Villa de Suède 74 chemin de la Caraussane
Cette le mardi 13 Avril 1915
Ma chérie
Moi aussi je veux
chaque jour t’écrire ; mais je ne peux pas, comme tu me dis, me borner à
ecrire un tout petit mot, et chaque jour je suis obligée d’attendre au
lendemain pour te raconter des masses de choses, toute ma vie depuis trois
semaines, ses terribles émotions, ses horribles incertitudes.
Oui. Dimanche 5 Avril,
quand j’étais encore tout absorbée dans les nettoyages de ma maison, maman a
reçu une lettre de l’aumonier de Verdun l’appelant auprès de Jean pour son état
sinon desespéré du moins grave et inquiétant. Tu vois notre
consternation.
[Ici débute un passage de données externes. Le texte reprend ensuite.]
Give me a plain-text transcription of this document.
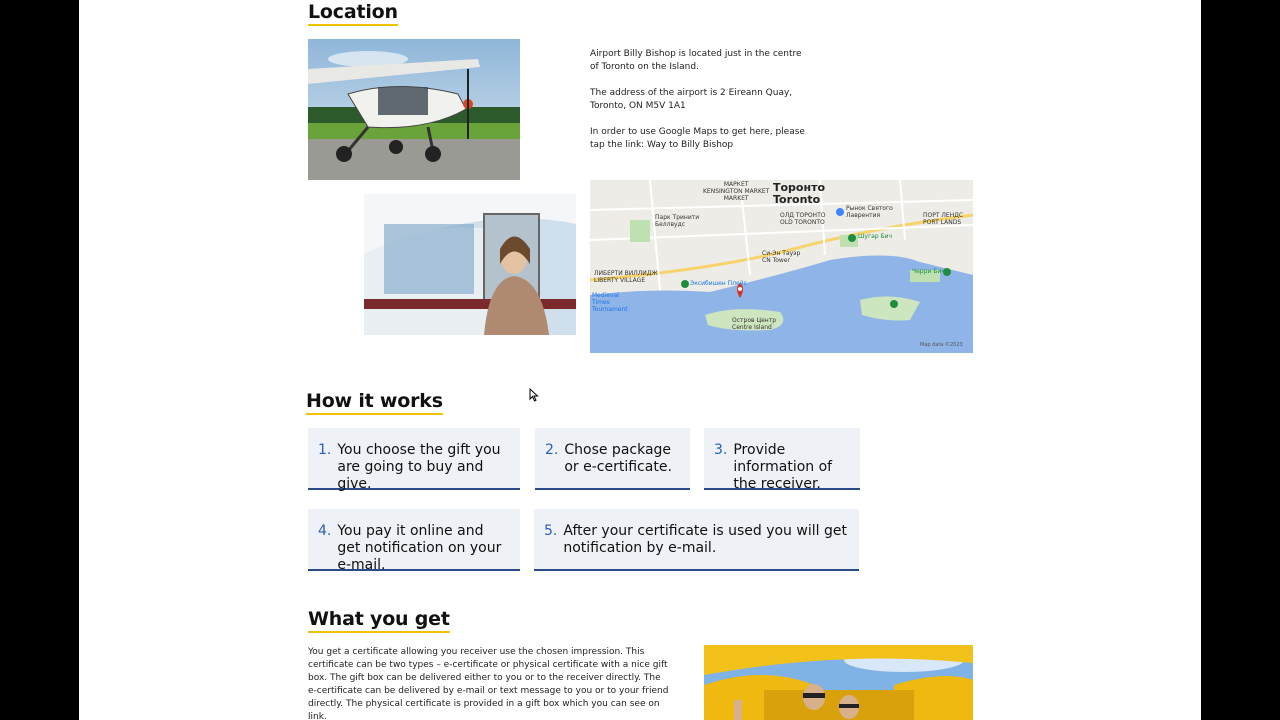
Location

Airport Billy Bishop is located just in the centre of Toronto on the Island.

The address of the airport is 2 Eireann Quay, Toronto, ON M5V 1A1

In order to use Google Maps to get here, please tap the link: Way to Billy Bishop

Торонто
Toronto
МАРКЕТ
KENSINGTON MARKET
MARKET
ОЛД ТОРОНТО
OLD TORONTO
ПОРТ ЛЕНДС
PORT LANDS
ЛИБЕРТИ ВИЛЛИДЖ
LIBERTY VILLAGE
Си-Эн Тауэр
CN Tower
Остров Центр
Centre Island
Парк Тринити Беллвудс
Рынок Святого Лаврентия
Шугар Бич
Черри Бич
Medieval Times Tournament
Эксибишен Плейс
Map data ©2023
How it works
1. You choose the gift you are going to buy and give.
2. Chose package or e-certificate.
3. Provide information of the receiver.
4. You pay it online and get notification on your e-mail.
5. After your certificate is used you will get notification by e-mail.
What you get
You get a certificate allowing you receiver use the chosen impression. This certificate can be two types – e-certificate or physical certificate with a nice gift box. The gift box can be delivered either to you or to the receiver directly. The e-certificate can be delivered by e-mail or text message to you or to your friend directly. The physical certificate is provided in a gift box which you can see on link.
Hugo avec ses soucis d’affaires insurmontables ; moi avec
l’ordre express du docteur d’éviter toute secousse tant morale que
physique ; nous sommes obligés de laisser maman partir seule ; sans
les papiers nécessaires qu’on ne pouvait se procurer ici. Depuis au moins 8
jours nous nous en occupions.
Heureusement 2 H
avant son depart une dépèche assez rassurante lui a permis de faire un voyage
un peu moins morne et horrible : « Médecins et nous trois sommes d’avis
pas urgence venir. Etat satisfaisant. Benoit. Barraud. Médard »
oncle
Georges. l’aumonier. Jean.
Et voilà maman partie quand même, tu
comprends, pour Paris, d’abord où elle devait faire son possible pr continuer.
Le lendemain je lui
faisais suivre cette dépèche : « Ai eu la joie passer journée hier
avec Jean. Moins de fièvre, etat satisfaisant. Georges » et une carte de
l’hopital mais datée du 2 ou Jean la faisait réclamer et ou les medecins
notaient une forte augmentation de température. Ceci était des nouvelles
antérieures aux depêches mais je l’envoyais comme laisser passer. Maman a
attendu ainsi jusqu’à jeudi à Paris sur l’assurance que ces papiers étaient
insuffisants puis lassée elle est partie ce jour là, sans un de plus ; a
pu arriver sans trop d’encombre mais non sans faire un voyage bien émouvant et
inoubliable au milieu des tranchees et des petits drapeaux tricolores des tombes,
dans de vieux compartiments à banquette de bois. Au bruit du canon sans
interruption. La nuit noire, absolue, sous un ciel opaque ou embrasé de lueurs
fantastiques. Enfin elle est arrivée à Verdun pour trouver Jean hors de danger
sans doute, mais dans un etat navrant.
Inutile de te dire
combien elle-même est harassée. L’augmentation de fièvre du 2 qui laissait tout
prevoir (infection générale) n’a heureusement été que le début d un erysipèle
qui bat son plein maintenant et avec une virulence extrême. Maman m’écrit
qu’elle ne l’a pas reconnu. Son corps n’est que plaie ou boursouflures pleines
de pu des cheveux aux orteils. Il n’y voit pas, n’entend pas tant il est enflé
et il souffre terriblement. Mais il parait qu’il n’y a aucun aucun danger de ce
côté-là ; et plus non plus du côté de la blessure qui va de mieux en
mieux.
Enfin je vais voir
maman et t’enverrai des détails après. La pauvre n’a obtenu que 4 jours de
séjour et de voir Jean que 2 ½ heure par jour car c’est terriblement contagieux
et il est dans un hopital spécial, hors ville.
C’est terrible tout
cela et il me semble que je vis un horrible cauchemar. Ma peur terrible
maintenant est que maman attrape cela là bas, seule, avec moi dans
l’impossibilité d’aller à tous les points de vue ; Hugo de même comme
étranger.
Mais j’espère bien
pourtant que Dieu nous épargnera ce nouveau malheur. Et il faut se faire une
telle âme ces temps-ci qu’il faut encore être bien reconnaissant qu’aussi
horrible qu’elle soit il n’ait qu’une maladie qui ne met pas sa vie en danger.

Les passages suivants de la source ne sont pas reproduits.